For 18 years, we have been working with coffee growers, roasters, baristas and coffee professionals who share this philosophy, accompanying coffee projects anywhere along the value chain — from the farm all the way to the cup.
David Torres Bisetti is a philosopher turned coffee professional who has spent the better part of two decades shaping Peru's specialty coffee culture from the ground up. The grandson of a Peruvian of Italian descent who began roasting coffee in Lima in the 1950s, David brought a distinctly humanistic sensibility to his work — one rooted not only in the pleasure of the cup, but in the social and intellectual space the café has historically generated.
A visit to Rome sparked David's passion for espresso. He then opened Arabica in 2008, Lima's first specialty espresso bar, with the conviction that a transformation in public spaces takes place through the concept of the coffeehouse, much as it did in eighteenth-century Europe.
Three years later he opened Tostaduria Bisetti, a roastery, tasting laboratory, and community hub that became one of the most referenced addresses in the country's emerging specialty scene. From there, a new generation of baristas, roasters, and coffee entrepreneurs were trained — people who went on to shape the specialty coffee landscape across Peru and beyond.
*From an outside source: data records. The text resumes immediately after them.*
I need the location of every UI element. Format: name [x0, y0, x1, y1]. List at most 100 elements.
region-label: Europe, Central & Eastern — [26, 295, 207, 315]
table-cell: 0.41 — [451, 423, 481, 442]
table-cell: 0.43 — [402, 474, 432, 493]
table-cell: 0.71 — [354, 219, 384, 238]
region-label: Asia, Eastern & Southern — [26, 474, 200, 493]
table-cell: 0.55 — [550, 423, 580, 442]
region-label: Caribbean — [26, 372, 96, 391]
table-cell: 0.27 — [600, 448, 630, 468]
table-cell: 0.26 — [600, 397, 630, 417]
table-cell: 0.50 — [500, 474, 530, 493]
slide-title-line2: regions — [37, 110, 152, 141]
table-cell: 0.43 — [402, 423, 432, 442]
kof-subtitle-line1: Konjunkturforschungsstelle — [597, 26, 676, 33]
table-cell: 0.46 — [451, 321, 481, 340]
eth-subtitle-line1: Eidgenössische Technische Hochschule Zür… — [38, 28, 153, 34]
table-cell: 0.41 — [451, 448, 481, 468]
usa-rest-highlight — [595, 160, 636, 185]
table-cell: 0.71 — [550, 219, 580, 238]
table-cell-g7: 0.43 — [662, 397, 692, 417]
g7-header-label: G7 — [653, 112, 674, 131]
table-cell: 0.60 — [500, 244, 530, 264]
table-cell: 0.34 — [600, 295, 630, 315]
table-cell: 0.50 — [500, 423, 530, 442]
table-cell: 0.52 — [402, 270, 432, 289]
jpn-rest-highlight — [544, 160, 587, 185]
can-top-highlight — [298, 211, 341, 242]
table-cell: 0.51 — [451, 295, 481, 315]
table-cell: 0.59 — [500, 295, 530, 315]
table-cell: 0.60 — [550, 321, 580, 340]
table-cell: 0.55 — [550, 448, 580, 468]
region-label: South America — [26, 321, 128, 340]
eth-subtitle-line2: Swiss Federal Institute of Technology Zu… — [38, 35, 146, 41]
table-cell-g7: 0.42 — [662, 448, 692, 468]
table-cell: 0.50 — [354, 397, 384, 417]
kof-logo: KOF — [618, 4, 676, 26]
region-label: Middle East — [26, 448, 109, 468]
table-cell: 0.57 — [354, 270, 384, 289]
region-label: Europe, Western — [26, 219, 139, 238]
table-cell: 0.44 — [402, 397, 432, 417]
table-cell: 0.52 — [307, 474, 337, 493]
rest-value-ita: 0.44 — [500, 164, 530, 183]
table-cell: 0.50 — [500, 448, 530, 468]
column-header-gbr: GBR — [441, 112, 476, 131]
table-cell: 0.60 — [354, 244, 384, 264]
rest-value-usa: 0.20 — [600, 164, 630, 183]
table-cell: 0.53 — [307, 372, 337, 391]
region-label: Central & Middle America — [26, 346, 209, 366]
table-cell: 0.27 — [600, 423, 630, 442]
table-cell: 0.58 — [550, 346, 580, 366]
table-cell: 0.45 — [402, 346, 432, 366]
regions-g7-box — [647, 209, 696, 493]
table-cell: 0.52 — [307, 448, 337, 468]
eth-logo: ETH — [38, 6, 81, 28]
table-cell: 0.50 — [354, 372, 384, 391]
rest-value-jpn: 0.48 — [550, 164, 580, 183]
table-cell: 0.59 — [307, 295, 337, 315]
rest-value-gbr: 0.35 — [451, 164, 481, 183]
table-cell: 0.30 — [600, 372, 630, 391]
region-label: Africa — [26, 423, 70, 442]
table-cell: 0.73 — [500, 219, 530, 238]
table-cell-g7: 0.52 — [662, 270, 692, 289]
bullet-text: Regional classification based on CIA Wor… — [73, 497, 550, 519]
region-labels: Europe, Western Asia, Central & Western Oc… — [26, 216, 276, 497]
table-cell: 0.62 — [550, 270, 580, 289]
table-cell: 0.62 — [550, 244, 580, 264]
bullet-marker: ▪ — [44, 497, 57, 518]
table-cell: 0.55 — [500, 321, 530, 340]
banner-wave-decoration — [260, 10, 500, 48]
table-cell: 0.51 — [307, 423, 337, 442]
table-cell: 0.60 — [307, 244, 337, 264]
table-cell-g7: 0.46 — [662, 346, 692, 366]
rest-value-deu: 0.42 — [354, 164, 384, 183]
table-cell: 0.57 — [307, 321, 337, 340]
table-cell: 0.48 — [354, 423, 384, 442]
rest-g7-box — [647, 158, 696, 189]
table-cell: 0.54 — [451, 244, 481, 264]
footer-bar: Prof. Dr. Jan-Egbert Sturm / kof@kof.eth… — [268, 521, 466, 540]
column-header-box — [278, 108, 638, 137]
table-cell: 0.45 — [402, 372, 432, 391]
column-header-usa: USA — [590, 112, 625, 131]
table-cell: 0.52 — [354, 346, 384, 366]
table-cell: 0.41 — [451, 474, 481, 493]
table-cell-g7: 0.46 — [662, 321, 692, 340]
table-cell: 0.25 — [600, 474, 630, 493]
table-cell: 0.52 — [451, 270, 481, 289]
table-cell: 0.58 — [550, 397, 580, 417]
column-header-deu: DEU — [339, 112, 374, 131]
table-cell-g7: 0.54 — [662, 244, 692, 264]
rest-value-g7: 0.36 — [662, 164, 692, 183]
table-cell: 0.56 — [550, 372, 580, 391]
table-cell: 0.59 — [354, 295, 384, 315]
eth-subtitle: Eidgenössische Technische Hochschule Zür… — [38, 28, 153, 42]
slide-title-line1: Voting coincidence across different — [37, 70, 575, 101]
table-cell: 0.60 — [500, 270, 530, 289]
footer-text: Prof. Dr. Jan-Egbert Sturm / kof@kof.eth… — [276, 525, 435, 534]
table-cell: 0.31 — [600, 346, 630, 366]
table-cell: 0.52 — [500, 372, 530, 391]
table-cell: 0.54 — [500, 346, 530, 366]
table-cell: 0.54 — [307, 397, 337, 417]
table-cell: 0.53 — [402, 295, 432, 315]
But David was equally preoccupied with the other end of the chain: the idea of the specialty consumer began to take real shape in Peru, built on his conviction that without a different kind of drinker, there could be no different kind of coffee.
However his involvement in the industry has never been limited to the café counter. Alongside his career as a university teacher, he worked closely with producers, development agencies, and private partners, focusing on quality development, cooperative organisation, and bringing Peruvian specialty lots to international markets. He also played an active role in Peru's gastronomic revolution, working alongside with chefs, bartenders, and restaurant professionals to make the case that great coffee belonged at the Peruvian table.
The COVID pandemic prompted a deliberate moment to step away from his coffee shops, start a family, and return to the essentials: roasting and consulting for those who take what's in the cup seriously. Today he lives in Belgium, where he trains coffee professionals at SYNTRA, continues to consult, and has launched Bisetti Roast Lab — a space for professional training, coffee experiences, and long-term partnerships with the people he trusts on both ends of the supply chain.
He is, as ever, easier to find in a café than online.